September 1938. "Farm wife washing clothes. Lake Dick Project, Arkansas." 35mm negative by Russell Lee, Farm Security Administration. View full size.

 

Major Ouch!

We had a young fellow in my neighborhood from a large family for whom almost every day was washday. While helping his mother one day, and paying less attention than than he should have, backed his elbow against the wringer. Skin went through, but the bone was perpendicular and did not. He lost about a 4 by 8 inch patch of skin. We later found out in gym class that he had a matching patch on his butt where they took a replacement to do a graft. Yikes!

Lady of Leisure!

I remember my mother-in-law telling me in the late 1930's, she so very much wanted a Washing Machine to simplify her life. She went out and found herself a job, only working long enough to pay for the machine.

Can't See The Hose?

How did Curous miss the hose to the left of "Maytag?"

painful memory

One of my earliest memories is being in my paternal grandmother's basement in Cresaptown MD circa 1966 and deciding that those spinning rollers looked like something that I would enjoy touching. Needless-to-say, I did not enjoy having my arm rolled almost up to the shoulder. Somehow I escaped without any real injuries.

I Remember It Well

The day when I was a lad of about 8 or 9 and grabbed the agitator of a running beast such as this. It seems there was a short somewhere within the machine and I lit up like a Christmas tree in what seemed like forever.

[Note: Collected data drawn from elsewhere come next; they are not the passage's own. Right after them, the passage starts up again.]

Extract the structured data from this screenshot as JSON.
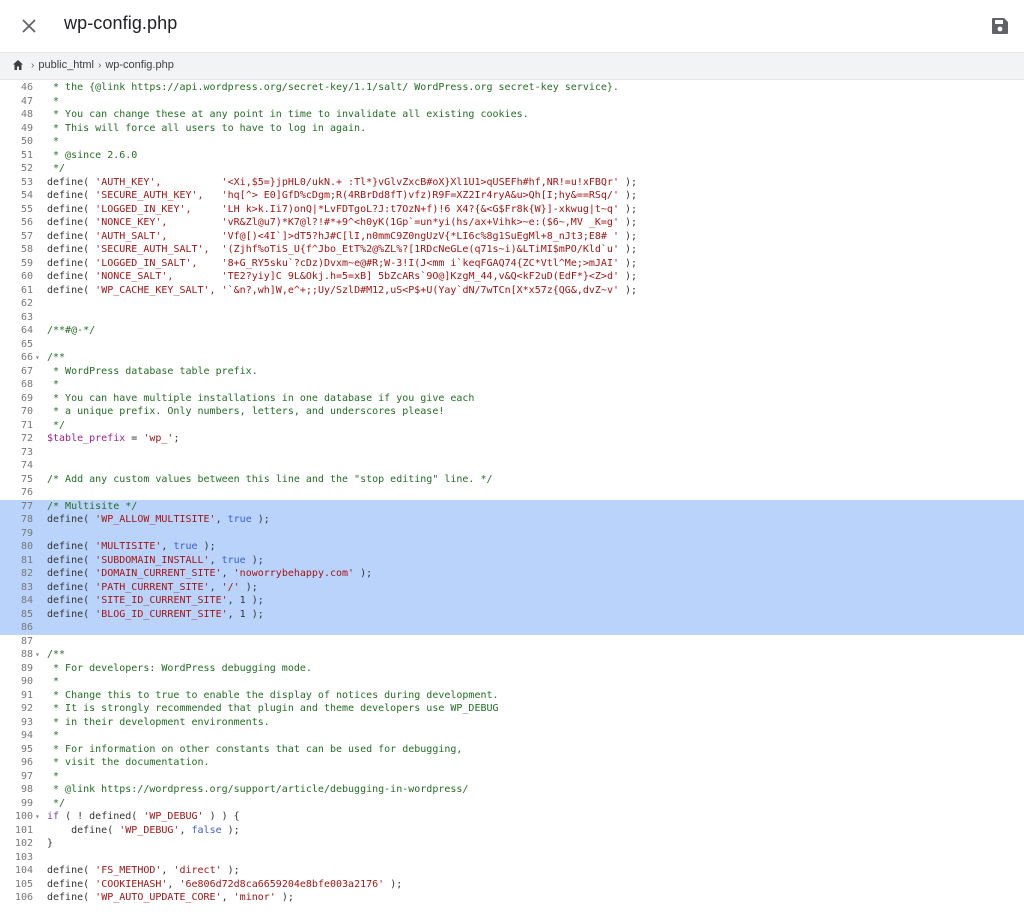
{
  "window": {
    "title": "wp-config.php"
  },
  "breadcrumb": {
    "items": [
      "public_html",
      "wp-config.php"
    ]
  },
  "colors": {
    "selection": "#bad3fb",
    "comment": "#236e24",
    "string": "#a31515",
    "keyword": "#7a3e9d",
    "boolean": "#3a5fcd"
  },
  "editor": {
    "selected_lines": [
      77,
      78,
      79,
      80,
      81,
      82,
      83,
      84,
      85,
      86
    ],
    "fold_lines": [
      66,
      88,
      100
    ],
    "lines": [
      {
        "n": 46,
        "tokens": [
          {
            "t": "c",
            "v": " * the {@link https://api.wordpress.org/secret-key/1.1/salt/ WordPress.org secret-key service}."
          }
        ]
      },
      {
        "n": 47,
        "tokens": [
          {
            "t": "c",
            "v": " *"
          }
        ]
      },
      {
        "n": 48,
        "tokens": [
          {
            "t": "c",
            "v": " * You can change these at any point in time to invalidate all existing cookies."
          }
        ]
      },
      {
        "n": 49,
        "tokens": [
          {
            "t": "c",
            "v": " * This will force all users to have to log in again."
          }
        ]
      },
      {
        "n": 50,
        "tokens": [
          {
            "t": "c",
            "v": " *"
          }
        ]
      },
      {
        "n": 51,
        "tokens": [
          {
            "t": "c",
            "v": " * @since 2.6.0"
          }
        ]
      },
      {
        "n": 52,
        "tokens": [
          {
            "t": "c",
            "v": " */"
          }
        ]
      },
      {
        "n": 53,
        "tokens": [
          {
            "t": "f",
            "v": "define( "
          },
          {
            "t": "s",
            "v": "'AUTH_KEY',"
          },
          {
            "t": "p",
            "v": "          "
          },
          {
            "t": "s",
            "v": "'<Xi,$5=}jpHL0/ukN.+ :Tl*}vGlvZxcB#oX}Xl1U1>qUSEFh#hf,NR!=u!xFBQr'"
          },
          {
            "t": "p",
            "v": " );"
          }
        ]
      },
      {
        "n": 54,
        "tokens": [
          {
            "t": "f",
            "v": "define( "
          },
          {
            "t": "s",
            "v": "'SECURE_AUTH_KEY',"
          },
          {
            "t": "p",
            "v": "   "
          },
          {
            "t": "s",
            "v": "'hq[^> E0]GfD%cDgm;R(4RBrDd8fT)vfz)R9F=XZ2Ir4ryA&u>Qh[I;hy&==RSq/'"
          },
          {
            "t": "p",
            "v": " );"
          }
        ]
      },
      {
        "n": 55,
        "tokens": [
          {
            "t": "f",
            "v": "define( "
          },
          {
            "t": "s",
            "v": "'LOGGED_IN_KEY',"
          },
          {
            "t": "p",
            "v": "     "
          },
          {
            "t": "s",
            "v": "'LH k>k.Ii7)onQ|*LvFDTgoL?J:t7OzN+f)!6 X4?{&<G$Fr8k{W}]-xkwug|t~q'"
          },
          {
            "t": "p",
            "v": " );"
          }
        ]
      },
      {
        "n": 56,
        "tokens": [
          {
            "t": "f",
            "v": "define( "
          },
          {
            "t": "s",
            "v": "'NONCE_KEY',"
          },
          {
            "t": "p",
            "v": "         "
          },
          {
            "t": "s",
            "v": "'vR&Zl@u7)*K7@l?!#*+9^<h0yK(1Gp`=un*yi(hs/ax+Vihk>~e:($6~,MV _K=g'"
          },
          {
            "t": "p",
            "v": " );"
          }
        ]
      },
      {
        "n": 57,
        "tokens": [
          {
            "t": "f",
            "v": "define( "
          },
          {
            "t": "s",
            "v": "'AUTH_SALT',"
          },
          {
            "t": "p",
            "v": "         "
          },
          {
            "t": "s",
            "v": "'Vf@[)<4I`]>dT5?hJ#C[lI,n0mmC9Z0ngUzV{*LI6c%8g1SuEgMl+8_nJt3;E8# '"
          },
          {
            "t": "p",
            "v": " );"
          }
        ]
      },
      {
        "n": 58,
        "tokens": [
          {
            "t": "f",
            "v": "define( "
          },
          {
            "t": "s",
            "v": "'SECURE_AUTH_SALT',"
          },
          {
            "t": "p",
            "v": "  "
          },
          {
            "t": "s",
            "v": "'(Zjhf%oTiS_U{f^Jbo_EtT%2@%ZL%?[1RDcNeGLe(q71s~i)&LTiMI$mPO/Kld`u'"
          },
          {
            "t": "p",
            "v": " );"
          }
        ]
      },
      {
        "n": 59,
        "tokens": [
          {
            "t": "f",
            "v": "define( "
          },
          {
            "t": "s",
            "v": "'LOGGED_IN_SALT',"
          },
          {
            "t": "p",
            "v": "    "
          },
          {
            "t": "s",
            "v": "'8+G_RY5sku`?cDz)Dvxm~e@#R;W-3!I(J<mm i`keqFGAQ74{ZC*Vtl^Me;>mJAI'"
          },
          {
            "t": "p",
            "v": " );"
          }
        ]
      },
      {
        "n": 60,
        "tokens": [
          {
            "t": "f",
            "v": "define( "
          },
          {
            "t": "s",
            "v": "'NONCE_SALT',"
          },
          {
            "t": "p",
            "v": "        "
          },
          {
            "t": "s",
            "v": "'TE2?yiy]C 9L&Okj.h=5=xB] 5bZcARs`9O@]KzgM_44,v&Q<kF2uD(EdF*}<Z>d'"
          },
          {
            "t": "p",
            "v": " );"
          }
        ]
      },
      {
        "n": 61,
        "tokens": [
          {
            "t": "f",
            "v": "define( "
          },
          {
            "t": "s",
            "v": "'WP_CACHE_KEY_SALT',"
          },
          {
            "t": "p",
            "v": " "
          },
          {
            "t": "s",
            "v": "'`&n?,wh]W,e^+;;Uy/SzlD#M12,uS<P$+U(Yay`dN/7wTCn[X*x57z{QG&,dvZ~v'"
          },
          {
            "t": "p",
            "v": " );"
          }
        ]
      },
      {
        "n": 62,
        "tokens": []
      },
      {
        "n": 63,
        "tokens": []
      },
      {
        "n": 64,
        "tokens": [
          {
            "t": "c",
            "v": "/**#@-*/"
          }
        ]
      },
      {
        "n": 65,
        "tokens": []
      },
      {
        "n": 66,
        "tokens": [
          {
            "t": "c",
            "v": "/**"
          }
        ]
      },
      {
        "n": 67,
        "tokens": [
          {
            "t": "c",
            "v": " * WordPress database table prefix."
          }
        ]
      },
      {
        "n": 68,
        "tokens": [
          {
            "t": "c",
            "v": " *"
          }
        ]
      },
      {
        "n": 69,
        "tokens": [
          {
            "t": "c",
            "v": " * You can have multiple installations in one database if you give each"
          }
        ]
      },
      {
        "n": 70,
        "tokens": [
          {
            "t": "c",
            "v": " * a unique prefix. Only numbers, letters, and underscores please!"
          }
        ]
      },
      {
        "n": 71,
        "tokens": [
          {
            "t": "c",
            "v": " */"
          }
        ]
      },
      {
        "n": 72,
        "tokens": [
          {
            "t": "v",
            "v": "$table_prefix"
          },
          {
            "t": "p",
            "v": " = "
          },
          {
            "t": "s",
            "v": "'wp_'"
          },
          {
            "t": "p",
            "v": ";"
          }
        ]
      },
      {
        "n": 73,
        "tokens": []
      },
      {
        "n": 74,
        "tokens": []
      },
      {
        "n": 75,
        "tokens": [
          {
            "t": "c",
            "v": "/* Add any custom values between this line and the \"stop editing\" line. */"
          }
        ]
      },
      {
        "n": 76,
        "tokens": []
      },
      {
        "n": 77,
        "tokens": [
          {
            "t": "c",
            "v": "/* Multisite */"
          }
        ]
      },
      {
        "n": 78,
        "tokens": [
          {
            "t": "f",
            "v": "define( "
          },
          {
            "t": "s",
            "v": "'WP_ALLOW_MULTISITE'"
          },
          {
            "t": "p",
            "v": ", "
          },
          {
            "t": "b",
            "v": "true"
          },
          {
            "t": "p",
            "v": " );"
          }
        ]
      },
      {
        "n": 79,
        "tokens": []
      },
      {
        "n": 80,
        "tokens": [
          {
            "t": "f",
            "v": "define( "
          },
          {
            "t": "s",
            "v": "'MULTISITE'"
          },
          {
            "t": "p",
            "v": ", "
          },
          {
            "t": "b",
            "v": "true"
          },
          {
            "t": "p",
            "v": " );"
          }
        ]
      },
      {
        "n": 81,
        "tokens": [
          {
            "t": "f",
            "v": "define( "
          },
          {
            "t": "s",
            "v": "'SUBDOMAIN_INSTALL'"
          },
          {
            "t": "p",
            "v": ", "
          },
          {
            "t": "b",
            "v": "true"
          },
          {
            "t": "p",
            "v": " );"
          }
        ]
      },
      {
        "n": 82,
        "tokens": [
          {
            "t": "f",
            "v": "define( "
          },
          {
            "t": "s",
            "v": "'DOMAIN_CURRENT_SITE'"
          },
          {
            "t": "p",
            "v": ", "
          },
          {
            "t": "s",
            "v": "'noworrybehappy.com'"
          },
          {
            "t": "p",
            "v": " );"
          }
        ]
      },
      {
        "n": 83,
        "tokens": [
          {
            "t": "f",
            "v": "define( "
          },
          {
            "t": "s",
            "v": "'PATH_CURRENT_SITE'"
          },
          {
            "t": "p",
            "v": ", "
          },
          {
            "t": "s",
            "v": "'/'"
          },
          {
            "t": "p",
            "v": " );"
          }
        ]
      },
      {
        "n": 84,
        "tokens": [
          {
            "t": "f",
            "v": "define( "
          },
          {
            "t": "s",
            "v": "'SITE_ID_CURRENT_SITE'"
          },
          {
            "t": "p",
            "v": ", 1 );"
          }
        ]
      },
      {
        "n": 85,
        "tokens": [
          {
            "t": "f",
            "v": "define( "
          },
          {
            "t": "s",
            "v": "'BLOG_ID_CURRENT_SITE'"
          },
          {
            "t": "p",
            "v": ", 1 );"
          }
        ]
      },
      {
        "n": 86,
        "tokens": []
      },
      {
        "n": 87,
        "tokens": []
      },
      {
        "n": 88,
        "tokens": [
          {
            "t": "c",
            "v": "/**"
          }
        ]
      },
      {
        "n": 89,
        "tokens": [
          {
            "t": "c",
            "v": " * For developers: WordPress debugging mode."
          }
        ]
      },
      {
        "n": 90,
        "tokens": [
          {
            "t": "c",
            "v": " *"
          }
        ]
      },
      {
        "n": 91,
        "tokens": [
          {
            "t": "c",
            "v": " * Change this to true to enable the display of notices during development."
          }
        ]
      },
      {
        "n": 92,
        "tokens": [
          {
            "t": "c",
            "v": " * It is strongly recommended that plugin and theme developers use WP_DEBUG"
          }
        ]
      },
      {
        "n": 93,
        "tokens": [
          {
            "t": "c",
            "v": " * in their development environments."
          }
        ]
      },
      {
        "n": 94,
        "tokens": [
          {
            "t": "c",
            "v": " *"
          }
        ]
      },
      {
        "n": 95,
        "tokens": [
          {
            "t": "c",
            "v": " * For information on other constants that can be used for debugging,"
          }
        ]
      },
      {
        "n": 96,
        "tokens": [
          {
            "t": "c",
            "v": " * visit the documentation."
          }
        ]
      },
      {
        "n": 97,
        "tokens": [
          {
            "t": "c",
            "v": " *"
          }
        ]
      },
      {
        "n": 98,
        "tokens": [
          {
            "t": "c",
            "v": " * @link https://wordpress.org/support/article/debugging-in-wordpress/"
          }
        ]
      },
      {
        "n": 99,
        "tokens": [
          {
            "t": "c",
            "v": " */"
          }
        ]
      },
      {
        "n": 100,
        "tokens": [
          {
            "t": "k",
            "v": "if"
          },
          {
            "t": "p",
            "v": " ( ! defined( "
          },
          {
            "t": "s",
            "v": "'WP_DEBUG'"
          },
          {
            "t": "p",
            "v": " ) ) {"
          }
        ]
      },
      {
        "n": 101,
        "tokens": [
          {
            "t": "p",
            "v": "    define( "
          },
          {
            "t": "s",
            "v": "'WP_DEBUG'"
          },
          {
            "t": "p",
            "v": ", "
          },
          {
            "t": "b",
            "v": "false"
          },
          {
            "t": "p",
            "v": " );"
          }
        ]
      },
      {
        "n": 102,
        "tokens": [
          {
            "t": "p",
            "v": "}"
          }
        ]
      },
      {
        "n": 103,
        "tokens": []
      },
      {
        "n": 104,
        "tokens": [
          {
            "t": "f",
            "v": "define( "
          },
          {
            "t": "s",
            "v": "'FS_METHOD'"
          },
          {
            "t": "p",
            "v": ", "
          },
          {
            "t": "s",
            "v": "'direct'"
          },
          {
            "t": "p",
            "v": " );"
          }
        ]
      },
      {
        "n": 105,
        "tokens": [
          {
            "t": "f",
            "v": "define( "
          },
          {
            "t": "s",
            "v": "'COOKIEHASH'"
          },
          {
            "t": "p",
            "v": ", "
          },
          {
            "t": "s",
            "v": "'6e806d72d8ca6659204e8bfe003a2176'"
          },
          {
            "t": "p",
            "v": " );"
          }
        ]
      },
      {
        "n": 106,
        "tokens": [
          {
            "t": "f",
            "v": "define( "
          },
          {
            "t": "s",
            "v": "'WP_AUTO_UPDATE_CORE'"
          },
          {
            "t": "p",
            "v": ", "
          },
          {
            "t": "s",
            "v": "'minor'"
          },
          {
            "t": "p",
            "v": " );"
          }
        ]
      }
    ]
  }
}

It would be many years later that I would feel the pain again when my pet pooch hiked his leg and let loose on a spark plug of an idling lawn mower.

We both learned our lesson.

Just Curious

How do you drain the dirty water out of that thing? I don't see a hose -- presumably it would not spill out onto the porch floor!

[You wheeled it over to the utilty sink and attached the drain hose. -tterrace]

OUCH !

The flat bar at the top of the wringer assembly would release the pressure IF you hit it hard enough. Later models would release by themselves by the time you got fingers halfway in. We used two rinse tubs supported on kitchen chairs because years before the proper folding rack had failed.

Dangerous appliance

We had one of these when I was kid. Most people don't know that this was the most dangerous appliance in a household with kids. The agitator could break your arm and the rollers could break all your fingers.

Lightening the load

What a boon for the housewife. No more scrub boards and hand-wringing clothing, no more hands in blistering hot water. Washday was still a long, drawn out affair in the 1930s, but Maytag reduced the drudgery.

My grandfather sold this very model during the period of the photo, one of the first independent dealers in western Oklahoma. Thanks for the walk down memory lane.

Rainy Monday

A farm wife would have hung laundry outdoors unless it was raining out, so I'm guessing that is why the inside clothesline is being used. Also in those days, Monday was the common "wash day" when just about everybody in America did their laundry. They even had recipes for easy Monday meals like red beans and rice, washday stew, easy soups and things that could cook themselves with no fussing.

[Looks like a sunny day out there. Appears to be a screened porch, so the clothes would dry and not be subject to unpleasant avian contributions or, as happened more than once to my mother, catastrophic clothesline failure. - tterrace]

It Probably Still Runs

And look: she even has the matching dryer!

Shocking discovery.

Metal washtub heavy with water on power cord could cause a problem.